Making your site more accessible is a worthwhile goal in and of itself, but did you know that many types of web accessibility issues get you fined in Canada? 2 The legal risk is not limited to Canada, however, and recent developments in this area have led to the proliferation of a whole genre of weird “accessibility widgets” which, like some kind of ancient talisman, purport to ward off some evil force while not actually doing much of anything. Interestingly, in some cases these overlays can make things worse for users with disabilities. 3

So, if your goal is to become WCAG compliant, really the only viable option is to make your site compliant yourself (or to hire a consulting firm to do it). In my case, I worked with engineering, QA, and product to determine solutions for key accessibility issues to meet WCAG 2.1 compliance deadlines!

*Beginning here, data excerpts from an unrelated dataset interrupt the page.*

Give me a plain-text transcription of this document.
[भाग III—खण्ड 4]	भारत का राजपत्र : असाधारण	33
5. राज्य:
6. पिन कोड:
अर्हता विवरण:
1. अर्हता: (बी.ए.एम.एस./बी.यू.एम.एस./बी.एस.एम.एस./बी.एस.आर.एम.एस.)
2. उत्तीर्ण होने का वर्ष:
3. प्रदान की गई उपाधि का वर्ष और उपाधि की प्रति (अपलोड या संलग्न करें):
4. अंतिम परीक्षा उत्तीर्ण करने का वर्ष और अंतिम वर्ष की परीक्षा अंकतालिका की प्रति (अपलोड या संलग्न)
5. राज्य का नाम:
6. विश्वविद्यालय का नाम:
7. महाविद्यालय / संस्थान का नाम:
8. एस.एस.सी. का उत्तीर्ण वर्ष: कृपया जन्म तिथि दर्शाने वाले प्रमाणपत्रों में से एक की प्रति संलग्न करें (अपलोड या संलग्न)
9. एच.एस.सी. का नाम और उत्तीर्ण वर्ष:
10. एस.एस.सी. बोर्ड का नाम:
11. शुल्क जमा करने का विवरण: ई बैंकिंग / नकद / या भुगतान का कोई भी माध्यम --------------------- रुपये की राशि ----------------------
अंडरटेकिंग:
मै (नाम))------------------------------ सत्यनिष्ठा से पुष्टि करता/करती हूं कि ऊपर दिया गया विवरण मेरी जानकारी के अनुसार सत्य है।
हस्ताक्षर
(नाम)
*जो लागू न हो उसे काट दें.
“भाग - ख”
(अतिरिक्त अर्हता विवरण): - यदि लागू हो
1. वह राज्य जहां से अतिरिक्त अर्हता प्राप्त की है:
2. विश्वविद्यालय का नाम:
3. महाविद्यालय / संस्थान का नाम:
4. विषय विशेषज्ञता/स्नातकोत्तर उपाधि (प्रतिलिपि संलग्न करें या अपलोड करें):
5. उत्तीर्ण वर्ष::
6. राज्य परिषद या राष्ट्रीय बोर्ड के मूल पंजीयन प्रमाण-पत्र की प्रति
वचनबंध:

To give you an example of the kinds of things I worked on, consider these guidelines related to page structure. For users of screen readers, the extra bit of structural metadata can make navigation much smoother. I determined what the a sensible document structure would be by examining other similar applications, and created annotated images to help the engineers implement the changes.

An annotated mockup of Messaging with heading levels highlighted
Heading levels! It's really too bad we're still stuck with hardcoded heading levels, instead of that cool proposed <h> element
An annotated mockup of Messaging with landmark regions highlighted
An annotated image I made showing proposed landmarks for Messaging; try to pretend it doesn't look like I made it in MS Paint

Ultimately, we were able to fix a large amount of these issues, and hopefully users with disabilities will have an easier time using Indeed Messages!